Is it going there? This lack of meaningful conflict also means that the film lacks the urgency or sense of rising or falling action. It’s just a series of incidents for the most part, each of which pretty much fits the line between comedy and drama. The scriptwriters explained during the Q&A that some of the scenes are strictly scripted while others were largely improvised which explains the variation in tones and the tightness. The openly ridiculous one-upsmanship of the duel with Larry is a highlight, as Liza playfully waves with a boombox. Say something Style, then she tries to express her frustration with him through straightforward Alanis Morrisette lyrics. But other scenes float around a central toggle without going anywhere, and the movie’s greatest drama suddenly emerges without the feeling of growing tension that would have made it a natural and inevitable part of the story.
What does that bring us? How it ends
The other thing it brings is the strange device of the inner child (or, in this cast, the inner twenty-year-old) that was pulled from therapeutic tools by the filmmakers, according to Lister-Jones. What is missing most from the movie, however, is the feeling that the device is really necessary. It allows for some tension in the late-night movie, but the film keeps feeling like it lacks the kind of end-to-end revelations about Liza and her younger self that would make that big central split meaningful. Thematically, as everyone happily gives Liza some time to speak her truths and find her center, and whatever, sometimes at her expense, the only person she is not at peace with is herself. But that idea feels basic, and execution is similarly basic.
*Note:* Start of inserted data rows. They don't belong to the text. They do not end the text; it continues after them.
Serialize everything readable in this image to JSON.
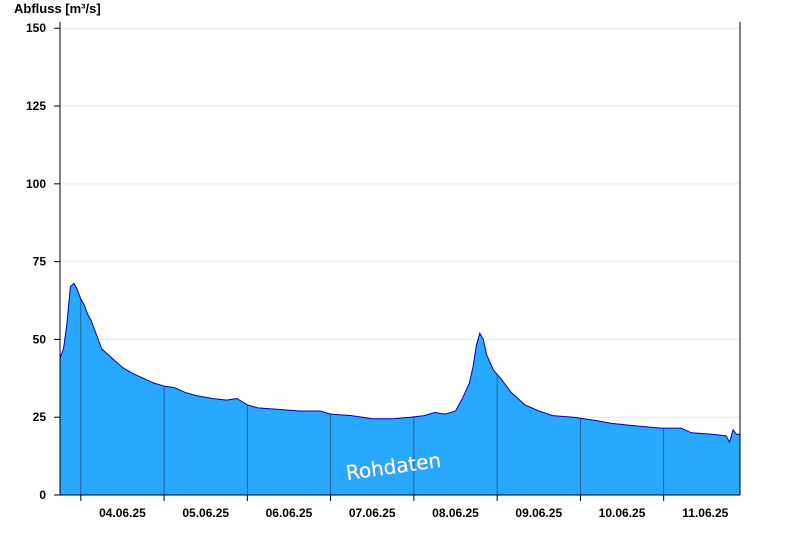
{
  "chart_data": {
    "type": "area",
    "ylabel": "Abfluss [m³/s]",
    "ylim": [
      0,
      152
    ],
    "yticks": [
      0,
      25,
      50,
      75,
      100,
      125,
      150
    ],
    "grid": true,
    "x_day_labels": [
      "04.06.25",
      "05.06.25",
      "06.06.25",
      "07.06.25",
      "08.06.25",
      "09.06.25",
      "10.06.25",
      "11.06.25"
    ],
    "x_start": "03.06.25 18:00",
    "x_end": "11.06.25 22:00",
    "annotation": "Rohdaten",
    "colors": {
      "fill": "#29a8ff",
      "line": "#0000b0",
      "axis": "#000000",
      "grid": "#e6e6e6"
    },
    "series": [
      {
        "points": [
          [
            "03.06.25 18:00",
            44
          ],
          [
            "03.06.25 19:00",
            47
          ],
          [
            "03.06.25 20:00",
            55
          ],
          [
            "03.06.25 21:00",
            67
          ],
          [
            "03.06.25 22:00",
            68
          ],
          [
            "03.06.25 23:00",
            66
          ],
          [
            "04.06.25 00:00",
            63
          ],
          [
            "04.06.25 01:00",
            61
          ],
          [
            "04.06.25 02:00",
            58
          ],
          [
            "04.06.25 03:00",
            56
          ],
          [
            "04.06.25 04:00",
            53
          ],
          [
            "04.06.25 05:00",
            50
          ],
          [
            "04.06.25 06:00",
            47
          ],
          [
            "04.06.25 07:00",
            46
          ],
          [
            "04.06.25 09:00",
            44
          ],
          [
            "04.06.25 12:00",
            41
          ],
          [
            "04.06.25 15:00",
            39
          ],
          [
            "04.06.25 18:00",
            37.5
          ],
          [
            "04.06.25 21:00",
            36
          ],
          [
            "05.06.25 00:00",
            35
          ],
          [
            "05.06.25 03:00",
            34.5
          ],
          [
            "05.06.25 06:00",
            33
          ],
          [
            "05.06.25 09:00",
            32
          ],
          [
            "05.06.25 14:00",
            31
          ],
          [
            "05.06.25 18:00",
            30.5
          ],
          [
            "05.06.25 21:00",
            31
          ],
          [
            "06.06.25 00:00",
            29
          ],
          [
            "06.06.25 03:00",
            28
          ],
          [
            "06.06.25 09:00",
            27.5
          ],
          [
            "06.06.25 15:00",
            27
          ],
          [
            "06.06.25 21:00",
            27
          ],
          [
            "07.06.25 00:00",
            26
          ],
          [
            "07.06.25 06:00",
            25.5
          ],
          [
            "07.06.25 12:00",
            24.5
          ],
          [
            "07.06.25 18:00",
            24.5
          ],
          [
            "07.06.25 23:00",
            25
          ],
          [
            "08.06.25 03:00",
            25.5
          ],
          [
            "08.06.25 06:00",
            26.5
          ],
          [
            "08.06.25 09:00",
            26
          ],
          [
            "08.06.25 12:00",
            27
          ],
          [
            "08.06.25 14:00",
            31
          ],
          [
            "08.06.25 16:00",
            36
          ],
          [
            "08.06.25 17:00",
            41
          ],
          [
            "08.06.25 18:00",
            48
          ],
          [
            "08.06.25 19:00",
            52
          ],
          [
            "08.06.25 20:00",
            50
          ],
          [
            "08.06.25 21:00",
            45
          ],
          [
            "08.06.25 23:00",
            40
          ],
          [
            "09.06.25 01:00",
            37.5
          ],
          [
            "09.06.25 04:00",
            33
          ],
          [
            "09.06.25 08:00",
            29
          ],
          [
            "09.06.25 12:00",
            27
          ],
          [
            "09.06.25 16:00",
            25.5
          ],
          [
            "09.06.25 22:00",
            25
          ],
          [
            "10.06.25 04:00",
            24
          ],
          [
            "10.06.25 09:00",
            23
          ],
          [
            "10.06.25 18:00",
            22
          ],
          [
            "10.06.25 23:00",
            21.5
          ],
          [
            "11.06.25 05:00",
            21.5
          ],
          [
            "11.06.25 08:00",
            20
          ],
          [
            "11.06.25 14:00",
            19.5
          ],
          [
            "11.06.25 18:00",
            19
          ],
          [
            "11.06.25 19:00",
            17
          ],
          [
            "11.06.25 20:00",
            21
          ],
          [
            "11.06.25 21:00",
            19.5
          ],
          [
            "11.06.25 22:00",
            19.5
          ]
        ]
      }
    ]
  }
}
There is an abundance of potential humor and trauma in her daily interaction with her own younger self, but the script barely scratches the surface.
The most basic problem with How it ends is that it feels exactly what it is: a hobby project put together by a group of bored people who want to process their own fears. Granted, those bored people include Fred Armisen, Paul Scheer, Nick Kroll, Rob Huebel, Sharon Van Etten, Olivia Wilde, and even Finn Wolfhard in a tiny phone cameo. So the film has something of the mood of an LA comedy podcast. Every casual acquaintance has its own level of awareness. But the story feels a little battered. It’s a pleasant hangout movie, and one day it could be portrayed as a weird portrait of what mid-2020 felt like for people who were privileged to ignore politics. But it still feels like a little movie in the face of a major disaster.
When can we see it? How it ends is currently looking for sales.